A Sétima Guerreira - Capítulo 3
As minhas pálpebras se remexiam. Quando abri os meus olhos, pude contemplar aquele céu azul.
Afinal de contas, não passava de um sonho… sim, foi tudo um sonho. Era o que gostaria de dizer, no entanto, se fosse um sonho, eu não estaria deitada sobre uma grama, ao lado do suposto poço ao qual fui jogada.
“Bem, agora que estou fora, hora de planejar a minha vingança contra àqueles dois.”
Me levantei daquele relvado, respirando aquele ar puro que preenchia os meus pulmões.
“Mas eis a questão, quem terá me tirado do poço? E por que me deixou aqui?”
Avancei ao poço, buscando por respostas. Pelo que eu sabia, nesse bosque não havia nenhum tipo de moradores, era um lugar abandonado e isolado da cidade, por isso a Gabriela e o Heitor escolheram esse local para que os meus gritos não alcançassem ninguém.
“Mas bem, quem se importa com respostas? O importante é que eu estou livre. Gabriela e Heitor que me aguardem.”

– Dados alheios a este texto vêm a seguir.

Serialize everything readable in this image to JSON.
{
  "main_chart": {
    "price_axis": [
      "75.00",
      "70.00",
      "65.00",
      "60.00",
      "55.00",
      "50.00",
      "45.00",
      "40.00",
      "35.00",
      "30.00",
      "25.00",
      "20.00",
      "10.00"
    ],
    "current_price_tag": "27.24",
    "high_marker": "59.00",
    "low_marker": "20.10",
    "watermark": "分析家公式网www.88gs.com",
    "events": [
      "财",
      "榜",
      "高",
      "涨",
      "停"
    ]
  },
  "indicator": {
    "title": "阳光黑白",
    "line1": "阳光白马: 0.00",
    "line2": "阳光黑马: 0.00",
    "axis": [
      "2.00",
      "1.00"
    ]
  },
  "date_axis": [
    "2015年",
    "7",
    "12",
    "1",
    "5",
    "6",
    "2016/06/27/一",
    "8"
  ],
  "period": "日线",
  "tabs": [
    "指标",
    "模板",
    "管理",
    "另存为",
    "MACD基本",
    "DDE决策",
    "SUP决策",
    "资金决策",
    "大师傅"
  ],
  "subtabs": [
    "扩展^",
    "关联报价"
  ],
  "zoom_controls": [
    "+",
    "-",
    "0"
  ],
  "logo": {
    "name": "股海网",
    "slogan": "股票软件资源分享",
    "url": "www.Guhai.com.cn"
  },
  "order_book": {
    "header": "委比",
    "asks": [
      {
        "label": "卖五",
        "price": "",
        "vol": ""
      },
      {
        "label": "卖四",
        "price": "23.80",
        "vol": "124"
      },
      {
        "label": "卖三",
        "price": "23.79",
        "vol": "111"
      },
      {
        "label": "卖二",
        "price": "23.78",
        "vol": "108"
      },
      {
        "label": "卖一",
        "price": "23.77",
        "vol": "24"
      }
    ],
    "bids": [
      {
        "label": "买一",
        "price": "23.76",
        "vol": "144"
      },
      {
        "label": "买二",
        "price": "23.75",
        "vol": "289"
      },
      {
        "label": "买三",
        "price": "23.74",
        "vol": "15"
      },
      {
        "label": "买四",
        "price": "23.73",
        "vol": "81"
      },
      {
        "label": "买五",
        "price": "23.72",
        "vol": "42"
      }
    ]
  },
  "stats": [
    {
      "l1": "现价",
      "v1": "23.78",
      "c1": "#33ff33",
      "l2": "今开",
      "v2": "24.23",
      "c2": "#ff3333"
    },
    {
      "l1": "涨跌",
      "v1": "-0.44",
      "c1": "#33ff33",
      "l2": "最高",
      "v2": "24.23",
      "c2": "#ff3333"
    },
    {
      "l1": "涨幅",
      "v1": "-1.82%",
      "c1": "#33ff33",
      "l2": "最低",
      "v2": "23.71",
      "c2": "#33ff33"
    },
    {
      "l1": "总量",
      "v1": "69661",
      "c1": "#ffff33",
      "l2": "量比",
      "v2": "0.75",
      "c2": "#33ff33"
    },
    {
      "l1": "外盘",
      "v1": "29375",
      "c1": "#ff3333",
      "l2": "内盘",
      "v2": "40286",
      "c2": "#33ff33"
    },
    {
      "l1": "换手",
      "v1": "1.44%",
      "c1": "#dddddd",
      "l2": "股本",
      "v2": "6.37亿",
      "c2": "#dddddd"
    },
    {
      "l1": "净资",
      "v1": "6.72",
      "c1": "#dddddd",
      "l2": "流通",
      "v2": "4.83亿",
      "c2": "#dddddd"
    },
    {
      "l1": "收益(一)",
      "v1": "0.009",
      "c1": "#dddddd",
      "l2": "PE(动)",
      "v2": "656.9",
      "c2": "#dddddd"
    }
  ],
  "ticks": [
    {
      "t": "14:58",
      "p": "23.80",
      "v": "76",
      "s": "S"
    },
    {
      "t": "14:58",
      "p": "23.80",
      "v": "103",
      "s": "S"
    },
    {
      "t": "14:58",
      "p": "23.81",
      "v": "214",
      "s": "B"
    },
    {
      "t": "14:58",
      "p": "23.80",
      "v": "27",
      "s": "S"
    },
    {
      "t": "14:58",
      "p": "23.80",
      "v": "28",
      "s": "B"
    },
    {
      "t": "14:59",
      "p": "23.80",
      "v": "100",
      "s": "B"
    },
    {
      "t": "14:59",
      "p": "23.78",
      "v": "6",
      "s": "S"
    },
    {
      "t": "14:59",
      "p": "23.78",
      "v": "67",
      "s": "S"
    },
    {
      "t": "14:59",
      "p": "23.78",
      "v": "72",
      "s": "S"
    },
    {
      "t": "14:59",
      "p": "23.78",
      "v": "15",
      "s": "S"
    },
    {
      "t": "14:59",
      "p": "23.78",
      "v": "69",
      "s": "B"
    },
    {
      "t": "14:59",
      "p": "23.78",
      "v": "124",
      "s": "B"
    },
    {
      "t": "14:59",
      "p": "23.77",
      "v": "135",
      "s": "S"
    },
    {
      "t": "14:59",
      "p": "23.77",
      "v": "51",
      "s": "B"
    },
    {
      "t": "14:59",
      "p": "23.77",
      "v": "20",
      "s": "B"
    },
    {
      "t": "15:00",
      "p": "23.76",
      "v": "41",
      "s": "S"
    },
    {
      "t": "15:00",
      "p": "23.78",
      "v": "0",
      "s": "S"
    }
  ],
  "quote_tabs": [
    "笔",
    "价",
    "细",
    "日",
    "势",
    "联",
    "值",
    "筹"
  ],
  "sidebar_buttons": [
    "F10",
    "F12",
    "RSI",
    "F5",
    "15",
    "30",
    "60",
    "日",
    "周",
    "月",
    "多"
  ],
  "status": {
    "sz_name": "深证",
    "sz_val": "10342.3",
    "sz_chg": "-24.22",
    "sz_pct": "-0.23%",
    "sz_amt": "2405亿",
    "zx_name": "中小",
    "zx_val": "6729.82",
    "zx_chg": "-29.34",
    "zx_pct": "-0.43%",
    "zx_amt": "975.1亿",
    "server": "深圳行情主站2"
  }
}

Depois de observar o poço, comecei a caminhar, no entanto, não me lembrava de ter visto uma árvore tão grande e velha ontem a noite. Acho que deve ter passado despercebido, já que eu estava cega de amor.
— Ei! — Uma menina muito branca vinha correndo em direção a mim enquanto carregava uma sacola castanha.
“Oh, acho que foi ela quem me salvou.”
— Vejo que acordou!
— Sim! Muito obrigada!
Quando próximas, arregalei os olhos ao olhar de perto aquela menina. Nossa… como ela parecia um elfo. Olha esses olhos azuis cristalinos, essa pele tão branca quanta a neve, o cabelo prateado e as lindas orelhas pontudas…
— Sei que pode parecer meio incoveniente, mas você por acaso vai para alguma festa de fantasia?
— O que é festa de fantasia?
— Como você não sabe? Bem, é um evento onde pessoas vão disfarçadas de seus personagens favoritos. Por exemplo, isso que você está usando.
— Fala dessa roupa? — ela puxou um pouco de suas roupas, que lembravam os tempos medievais.
— Falo de tudo. Nossa… — Cheguei mais perto, analisando aquela fantasia. — Você é muito habilidosa! — Toquei nas suas orelhas e ela se arrepiou um pouco. — É tão realista… você parece uma elfa de verdade.
— Mas eu sou uma Elfa de verdade!
— Sei! Sei! Eu gosto de pessoas como você, que encarnam o personagem, sabe? — Soltei um sorriso, lembrando por um momento dos tempos em que eu usava fantasias. — Em tempos já fiz isso, mas hoje em dia sinto um pouco de vergonha.
— Você está falando coisas estranhas, sétima guerreira.
— Hã?
“Me lembro de ter ouvido algo assim antes de ter perdido a consciência.”
— Você é a sétima guerreira. — Ela apontou para minha mão. E eu a levei aos meus olhos, caindo de susto no chão:
— O que é isso?
Arregalei os meus olhos, observando uma tatuagem, que ilustrava uma coruja e um número sete ao redor.
— Bem vinda a Evelgrand, a nação dos elfos! Meu nome é Handgrich, a responsável por te invocar para esse mundo.
— Evelgrand? Nação dos elfos? Que brincadeira de mau gosto é essa?!
— Não é brincadeira, estamos na nação dos elfos!
Ela sorriu.
— Quero uma prova de que eu não estou sonhando. Se for de fato uma elfa, prove aqui e agora!
Ela colocou a mão no queixo, pensando na desculpa que iria inventar.
“Bem, eu não tenho mais tempo para esse tipo de brincadeira, preciso retornar a minha casa. Creio que ainda deve dar tempo para passar no mercado e comprar um presente para o meu irmão. E, além do mais… Eu tinha que terminar de transcrever 50 páginas daquele livro, aí que droga!”
— Escuta, estou indo, não tenho tempo para brincadeiras. Tenho muitas coisas para fazer.
— Isso serve… — Um tornado de vento surgiu na palma de sua mão direita e eu desmaiei depois de ter visto o sobrenatural acontecer diante dos meus olhos. — Que raça mais estranha. Ela é mesmo a sétima guerreira?
(…)
Algumas horas depois
Os meus olhos se abriram novamente e eu tomei um susto quando vi aquele elfo, digo, aquela menina fantasiada me encarar novamente. Que sonho tão ridículo foi aquele? Nem acredito que ela tentou me enganar fazendo um truque de mágica tão bom quanto aquele, eu acho…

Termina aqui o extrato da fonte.